Under the Bankruptcy Code, the United States Trustee must convene and preside at a meeting of creditors, which is often referred to as the Section 341 meeting. This must occur within a reasonable time after the order for relief in a case. However, the court may order the United States trustee not to convene a meeting of creditors or equity security holders if the debtor has filed a plan for which the debtor solicited acceptances prepetition.
Debtor's duties at and after the meeting of creditors
The debtor is required to attend the meeting and to submit to examination under oath. The purpose of the meeting is to give creditors and the trustee an opportunity to examine the debtor regarding the debtor's acts and property, and to address any other matter that may affect the debtor's right to a discharge or the administration of the bankruptcy estate.

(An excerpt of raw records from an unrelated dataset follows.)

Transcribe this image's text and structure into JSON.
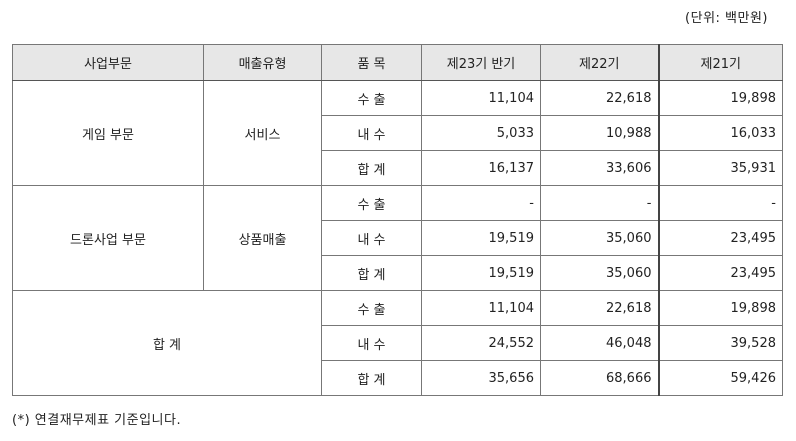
{
  "unit_label": "(단위: 백만원)",
  "headers": [
    "사업부문",
    "매출유형",
    "품 목",
    "제23기 반기",
    "제22기",
    "제21기"
  ],
  "groups": [
    {
      "segment": "게임 부문",
      "type": "서비스",
      "rows": [
        {
          "item": "수 출",
          "v23": "11,104",
          "v22": "22,618",
          "v21": "19,898"
        },
        {
          "item": "내 수",
          "v23": "5,033",
          "v22": "10,988",
          "v21": "16,033"
        },
        {
          "item": "합 계",
          "v23": "16,137",
          "v22": "33,606",
          "v21": "35,931"
        }
      ]
    },
    {
      "segment": "드론사업 부문",
      "type": "상품매출",
      "rows": [
        {
          "item": "수 출",
          "v23": "-",
          "v22": "-",
          "v21": "-"
        },
        {
          "item": "내 수",
          "v23": "19,519",
          "v22": "35,060",
          "v21": "23,495"
        },
        {
          "item": "합 계",
          "v23": "19,519",
          "v22": "35,060",
          "v21": "23,495"
        }
      ]
    }
  ],
  "total": {
    "label": "합 계",
    "rows": [
      {
        "item": "수 출",
        "v23": "11,104",
        "v22": "22,618",
        "v21": "19,898"
      },
      {
        "item": "내 수",
        "v23": "24,552",
        "v22": "46,048",
        "v21": "39,528"
      },
      {
        "item": "합 계",
        "v23": "35,656",
        "v22": "68,666",
        "v21": "59,426"
      }
    ]
  },
  "footnote": "(*) 연결재무제표 기준입니다."
}
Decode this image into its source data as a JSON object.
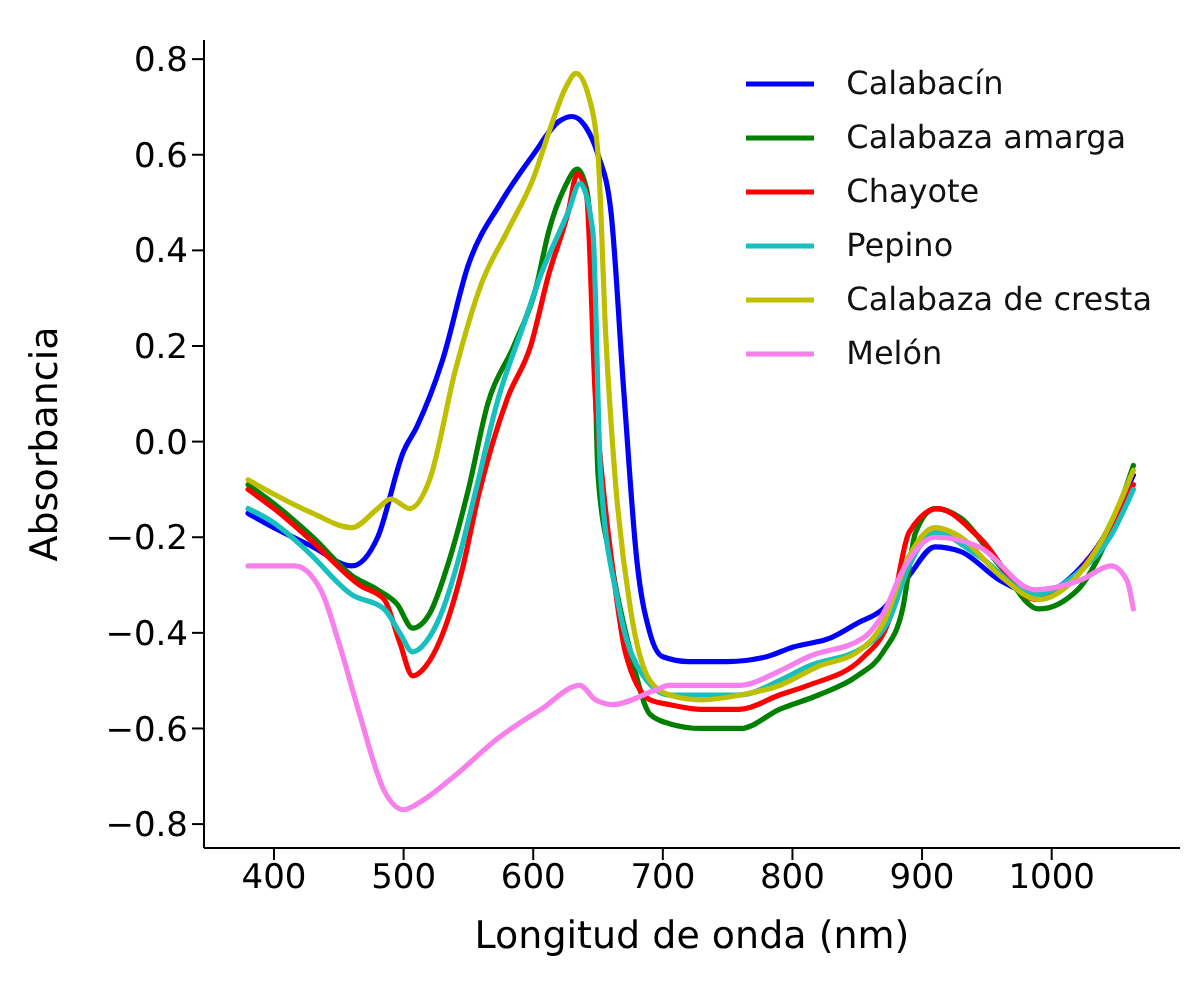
{
  "chart_data": {
    "type": "line",
    "xlabel": "Longitud de onda (nm)",
    "ylabel": "Absorbancia",
    "xlim": [
      346,
      1099
    ],
    "ylim": [
      -0.85,
      0.84
    ],
    "xticks": [
      400,
      500,
      600,
      700,
      800,
      900,
      1000
    ],
    "yticks": [
      {
        "value": -0.8,
        "label": "−0.8"
      },
      {
        "value": -0.6,
        "label": "−0.6"
      },
      {
        "value": -0.4,
        "label": "−0.4"
      },
      {
        "value": -0.2,
        "label": "−0.2"
      },
      {
        "value": 0,
        "label": "0.0"
      },
      {
        "value": 0.2,
        "label": "0.2"
      },
      {
        "value": 0.4,
        "label": "0.4"
      },
      {
        "value": 0.6,
        "label": "0.6"
      },
      {
        "value": 0.8,
        "label": "0.8"
      }
    ],
    "grid": false,
    "legend": "top right",
    "marker": "none",
    "line_style": "solid",
    "series": [
      {
        "name": "Calabacín",
        "color": "#0000ff",
        "x": [
          380,
          400,
          430,
          460,
          480,
          500,
          510,
          530,
          550,
          575,
          600,
          620,
          630,
          640,
          650,
          660,
          670,
          680,
          690,
          700,
          720,
          750,
          780,
          800,
          830,
          850,
          870,
          890,
          910,
          930,
          960,
          990,
          1020,
          1040,
          1063
        ],
        "values": [
          -0.15,
          -0.18,
          -0.22,
          -0.26,
          -0.2,
          -0.02,
          0.03,
          0.17,
          0.37,
          0.5,
          0.6,
          0.67,
          0.68,
          0.66,
          0.6,
          0.48,
          0.1,
          -0.25,
          -0.4,
          -0.45,
          -0.46,
          -0.46,
          -0.45,
          -0.43,
          -0.41,
          -0.38,
          -0.35,
          -0.28,
          -0.22,
          -0.23,
          -0.29,
          -0.32,
          -0.27,
          -0.2,
          -0.07
        ]
      },
      {
        "name": "Calabaza amarga",
        "color": "#008000",
        "x": [
          380,
          400,
          430,
          460,
          480,
          495,
          507,
          520,
          535,
          550,
          565,
          585,
          602,
          612,
          624,
          634,
          641,
          646,
          650,
          660,
          675,
          690,
          705,
          730,
          760,
          790,
          820,
          850,
          870,
          885,
          895,
          910,
          930,
          960,
          990,
          1020,
          1040,
          1063
        ],
        "values": [
          -0.09,
          -0.13,
          -0.2,
          -0.28,
          -0.31,
          -0.34,
          -0.39,
          -0.36,
          -0.25,
          -0.1,
          0.08,
          0.2,
          0.32,
          0.44,
          0.53,
          0.57,
          0.53,
          0.35,
          -0.07,
          -0.25,
          -0.44,
          -0.57,
          -0.59,
          -0.6,
          -0.6,
          -0.56,
          -0.53,
          -0.49,
          -0.44,
          -0.35,
          -0.19,
          -0.14,
          -0.16,
          -0.26,
          -0.35,
          -0.31,
          -0.22,
          -0.05
        ]
      },
      {
        "name": "Chayote",
        "color": "#ff0000",
        "x": [
          380,
          400,
          430,
          466,
          485,
          497,
          507,
          517,
          529,
          545,
          558,
          580,
          598,
          612,
          627,
          634,
          641,
          648,
          653,
          662,
          671,
          690,
          705,
          730,
          759,
          790,
          812,
          855,
          875,
          890,
          912,
          944,
          987,
          1022,
          1045,
          1063
        ],
        "values": [
          -0.1,
          -0.14,
          -0.21,
          -0.3,
          -0.33,
          -0.42,
          -0.49,
          -0.47,
          -0.41,
          -0.27,
          -0.11,
          0.09,
          0.2,
          0.35,
          0.48,
          0.56,
          0.52,
          0.09,
          -0.07,
          -0.28,
          -0.44,
          -0.54,
          -0.55,
          -0.56,
          -0.56,
          -0.53,
          -0.51,
          -0.45,
          -0.37,
          -0.19,
          -0.14,
          -0.2,
          -0.33,
          -0.27,
          -0.18,
          -0.09
        ]
      },
      {
        "name": "Pepino",
        "color": "#17bfbf",
        "x": [
          380,
          400,
          426,
          460,
          485,
          497,
          507,
          517,
          529,
          542,
          555,
          573,
          592,
          606,
          627,
          636,
          646,
          652,
          665,
          685,
          705,
          730,
          759,
          790,
          812,
          855,
          875,
          890,
          910,
          944,
          987,
          1022,
          1045,
          1063
        ],
        "values": [
          -0.14,
          -0.17,
          -0.23,
          -0.32,
          -0.35,
          -0.4,
          -0.44,
          -0.42,
          -0.36,
          -0.25,
          -0.11,
          0.09,
          0.24,
          0.35,
          0.48,
          0.54,
          0.44,
          -0.07,
          -0.33,
          -0.49,
          -0.53,
          -0.53,
          -0.53,
          -0.5,
          -0.47,
          -0.43,
          -0.37,
          -0.26,
          -0.19,
          -0.24,
          -0.32,
          -0.27,
          -0.2,
          -0.1
        ]
      },
      {
        "name": "Calabaza de cresta",
        "color": "#bfbf00",
        "x": [
          380,
          400,
          430,
          460,
          480,
          490,
          505,
          520,
          540,
          560,
          580,
          600,
          615,
          625,
          633,
          643,
          650,
          656,
          663,
          675,
          690,
          705,
          730,
          760,
          790,
          820,
          850,
          870,
          890,
          910,
          930,
          960,
          990,
          1020,
          1040,
          1063
        ],
        "values": [
          -0.08,
          -0.11,
          -0.15,
          -0.18,
          -0.14,
          -0.12,
          -0.14,
          -0.08,
          0.15,
          0.33,
          0.44,
          0.55,
          0.67,
          0.74,
          0.77,
          0.72,
          0.6,
          0.22,
          -0.07,
          -0.35,
          -0.5,
          -0.53,
          -0.54,
          -0.53,
          -0.51,
          -0.47,
          -0.44,
          -0.38,
          -0.24,
          -0.18,
          -0.2,
          -0.28,
          -0.33,
          -0.28,
          -0.2,
          -0.06
        ]
      },
      {
        "name": "Melón",
        "color": "#f780ec",
        "x": [
          380,
          400,
          416,
          436,
          450,
          466,
          485,
          500,
          515,
          539,
          573,
          606,
          636,
          648,
          661,
          694,
          705,
          730,
          759,
          790,
          812,
          855,
          870,
          885,
          910,
          944,
          987,
          1022,
          1046,
          1058,
          1063
        ],
        "values": [
          -0.26,
          -0.26,
          -0.26,
          -0.31,
          -0.42,
          -0.57,
          -0.73,
          -0.77,
          -0.75,
          -0.7,
          -0.62,
          -0.56,
          -0.51,
          -0.54,
          -0.55,
          -0.52,
          -0.51,
          -0.51,
          -0.51,
          -0.48,
          -0.45,
          -0.41,
          -0.36,
          -0.27,
          -0.2,
          -0.22,
          -0.31,
          -0.29,
          -0.26,
          -0.29,
          -0.35
        ]
      }
    ]
  }
}
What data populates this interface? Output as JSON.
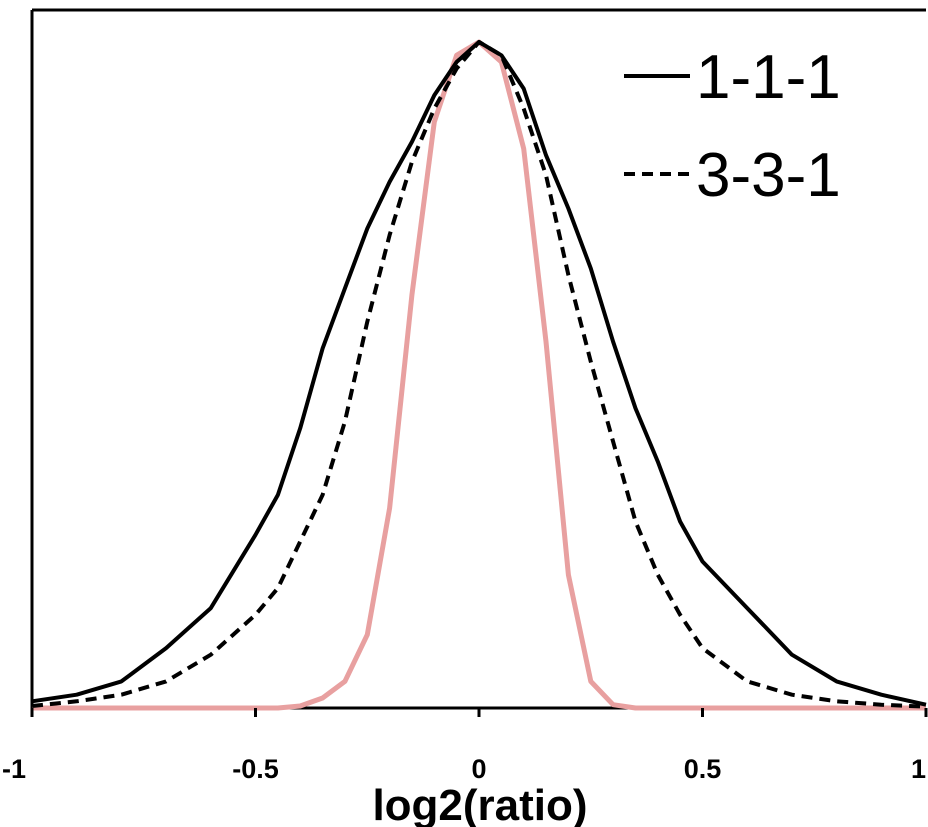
{
  "chart_data": {
    "type": "line",
    "title": "",
    "xlabel": "log2(ratio)",
    "ylabel": "",
    "xlim": [
      -1,
      1
    ],
    "ylim": [
      0,
      1
    ],
    "grid": false,
    "legend_position": "top-right",
    "x_ticks": [
      {
        "value": -1,
        "label": "-1"
      },
      {
        "value": -0.5,
        "label": "-0.5"
      },
      {
        "value": 0,
        "label": "0"
      },
      {
        "value": 0.5,
        "label": "0.5"
      },
      {
        "value": 1,
        "label": "1"
      }
    ],
    "x": [
      -1.0,
      -0.9,
      -0.8,
      -0.7,
      -0.6,
      -0.5,
      -0.45,
      -0.4,
      -0.35,
      -0.3,
      -0.25,
      -0.2,
      -0.15,
      -0.1,
      -0.05,
      0.0,
      0.05,
      0.1,
      0.15,
      0.2,
      0.25,
      0.3,
      0.35,
      0.4,
      0.45,
      0.5,
      0.6,
      0.7,
      0.8,
      0.9,
      1.0
    ],
    "series": [
      {
        "name": "1-1-1",
        "color": "#000000",
        "style": "solid",
        "values": [
          0.01,
          0.02,
          0.04,
          0.09,
          0.15,
          0.26,
          0.32,
          0.42,
          0.54,
          0.63,
          0.72,
          0.79,
          0.85,
          0.92,
          0.97,
          1.0,
          0.98,
          0.93,
          0.83,
          0.75,
          0.66,
          0.55,
          0.45,
          0.37,
          0.28,
          0.22,
          0.15,
          0.08,
          0.04,
          0.02,
          0.005
        ]
      },
      {
        "name": "3-3-1",
        "color": "#000000",
        "style": "dashed",
        "values": [
          0.003,
          0.01,
          0.02,
          0.04,
          0.08,
          0.14,
          0.18,
          0.25,
          0.32,
          0.43,
          0.58,
          0.71,
          0.82,
          0.9,
          0.96,
          1.0,
          0.98,
          0.9,
          0.8,
          0.65,
          0.52,
          0.4,
          0.28,
          0.2,
          0.14,
          0.09,
          0.04,
          0.02,
          0.01,
          0.005,
          0.002
        ]
      },
      {
        "name": "",
        "color": "#e8a0a0",
        "style": "solid",
        "values": [
          0,
          0,
          0,
          0,
          0,
          0,
          0,
          0.003,
          0.015,
          0.04,
          0.11,
          0.3,
          0.62,
          0.88,
          0.98,
          1.0,
          0.97,
          0.84,
          0.55,
          0.2,
          0.04,
          0.005,
          0,
          0,
          0,
          0,
          0,
          0,
          0,
          0,
          0
        ]
      }
    ]
  }
}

An individual chapter 7 debtor shall not retain possession of personal property in which a creditor has a purchase-money security interest unless the debtor, within 45 days after the first meeting of creditors under section 341(a), either enters into a reaffirmation agreement on the creditor's claim or redeems the property. If the debtor fails to so act, the automatic stay with respect to such property is terminated, the property is no longer property of the estate, and the creditor can take whatever action with respect to the property is permitted by applicable nonbankruptcy law. However, the court, on motion of the trustee, may find that the property is of consequential value or benefit to the estate and order delivery of the property to the trustee.
Chapter 7 Creditors' Committees
An important purpose of the Section 341 meeting in a Chapter 7 case is the election of a creditors' committee. A creditors' committee may consult with the trustee or the United States Trustee in connection with the administration of the estate, make recommendations to the trustee or United States Trustee respecting the performance of the trustee's duties, and submit questions to the court or the United States Trustee concerning the administration of the estate. Only creditors with undisputed general unsecured claims can join Chapter 7 creditors' committees.
Chapter 11 Creditors' Committees
In Chapter 11 cases, creditors' committees play a prominent role in many cases and the members are selected by the United States Trustee. The committee functions as the representative of creditors who hold allowable, unsecured, nonpriority claims. Governmental entities are generally excluded from participation on Chapter 11 creditors' committees.